Source Library/Approach What We Get Back to In Pipeline? Priority
multpl.com lxml scraper 46 Shiller series varies ✓ Step 1 Done
FRED API fredapi GDP, CPI, BAA, AAA, GS10, TB3MS, GNP varies ✓ Step 1 Done
yfinance yfinance ETF OHLCV (SPY, GLD, TLT, USO, QQQ, IWM, VNQ, AGG) 1993+ ✓ Step 6 Done
FRED — VIX fredapi VIXCLS daily volatility index 1990 Tier 1
FRED — unemployment fredapi UNRATE monthly 1948 Tier 1
FRED — M2 fredapi M2NS money supply 1959 Tier 1
FRED — yield spreads fredapi T10Y2Y, T10Y3M, GS2 varies Tier 1
FRED — housing fredapi HOUST, PERMIT 1959 Tier 1
FRED — consumer fredapi UMCSENT, DPCERA3Q086SBEA 1952 Tier 1
macrotrends.net custom scraper Gold, oil, silver prices 1915+ Tier 1
stooq.pl pandas-datareader Free ETF/stock OHLCV (Phase 3 yfinance fallback) ~1993 ✓ Phase 3 Done (optional install)
OpenBB openbb Multi-provider ETF prices (Phase 4 yfinance fallback) varies ✓ Phase 4 Done (optional install)
Finviz Elite finvizfinance Sector screener + fundamentals (NOT historical prices) recent Tier 3 (3.7)
StockCharts.com custom scraper Chart data + technical indicators varies Tier 3 (3.6)
hmmlearn Python lib HMM regime states n/a Tier 2 (2.9)
statsmodels Python lib Markov regime-switching n/a Tier 2 (2.13)
sklearn GMM Python lib Gaussian Mixture Models (soft clusters) n/a Tier 2 (2.2)
sklearn SpectralClustering Python lib Spectral / graph clustering n/a Tier 2 (2.4)
hdbscan Python lib Density-based clustering (HDBSCAN) n/a Tier 2 (2.3)
Streamlit Python lib Interactive dashboard n/a Tier 3
Claude API anthropic AI weekly narrative n/a Tier 3
StockCharts scrape Historical OHLCV + technical indicators varies Tier 3 (3.6)

What to Do This Session (Suggested Starting Points)
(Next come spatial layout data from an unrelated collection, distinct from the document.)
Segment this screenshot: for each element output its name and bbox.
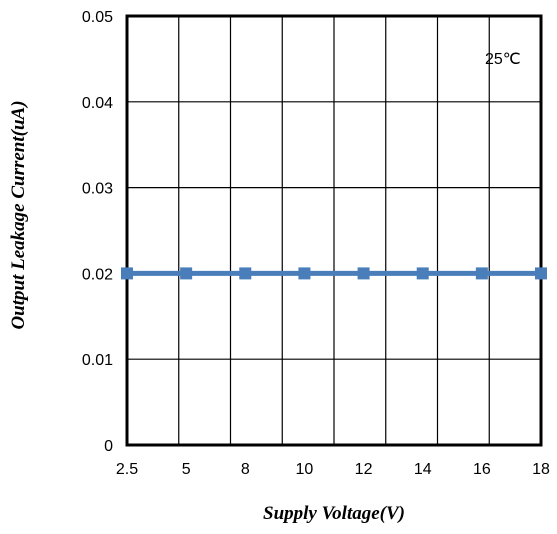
y-tick-labels: 0 0.01 0.02 0.03 0.04 0.05	[82, 9, 113, 455]
x-tick-label: 5	[182, 461, 191, 478]
y-axis-title: Output Leakage Current(uA)	[8, 100, 29, 329]
x-tick-label: 16	[473, 461, 491, 478]
x-tick-label: 2.5	[116, 461, 138, 478]
x-tick-label: 18	[532, 461, 550, 478]
grid	[127, 16, 541, 445]
x-tick-label: 10	[296, 461, 314, 478]
data-point	[180, 267, 193, 280]
y-tick-label: 0.01	[82, 352, 113, 369]
series-group	[121, 267, 547, 280]
x-axis-title: Supply Voltage(V)	[263, 503, 405, 524]
y-tick-label: 0	[104, 438, 113, 455]
y-tick-label: 0.05	[82, 9, 113, 26]
data-point	[357, 267, 370, 280]
x-tick-label: 14	[414, 461, 432, 478]
plot-frame	[125, 14, 543, 447]
temperature-annotation: 25℃	[485, 51, 521, 68]
data-point	[416, 267, 429, 280]
x-tick-label: 8	[241, 461, 250, 478]
data-point	[239, 267, 252, 280]
y-tick-label: 0.02	[82, 266, 113, 283]
data-point	[475, 267, 488, 280]
y-tick-label: 0.04	[82, 95, 113, 112]
data-point	[298, 267, 311, 280]
x-tick-labels: 2.5 5 8 10 12 14 16 18	[116, 461, 550, 478]
y-tick-label: 0.03	[82, 181, 113, 198]
x-tick-label: 12	[355, 461, 373, 478]
data-point	[535, 267, 547, 280]
data-point	[121, 267, 133, 280]
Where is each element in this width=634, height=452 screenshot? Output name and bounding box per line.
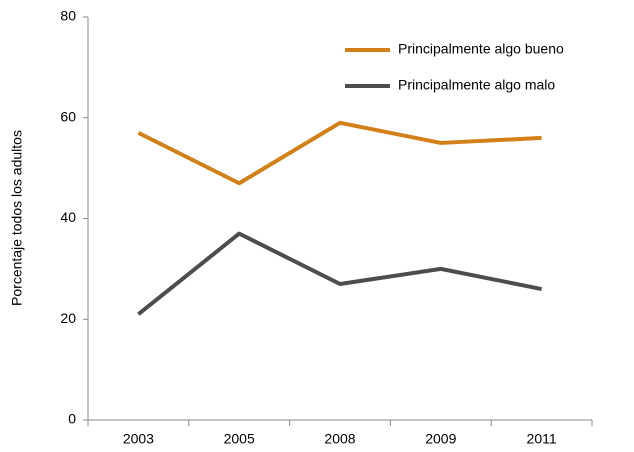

  1. Add FRED series (VIX, unemployment, M2, additional spreads) — very low effort, high signal
  2. Tune or extend yc_* yield inputs — base spreads already ship via add_yield_curve_features; see config/settings.yaml features.*
  3. Surface forward_window_probabilities.parquet in dashboard or weekly narrative — table is already written by step 4; UX/reporting gap only
  4. Start macrotrends.py scraper — extends gold/oil back to 1915/1946
  5. When adding tests for new work, borrow patterns from the claude-scratch-work-repo-copy submodule (model/reporting/behavior/constraint tests) rather than re-inventing them

Items 1–3 can be done in a single session. Item 4 needs care with scraping.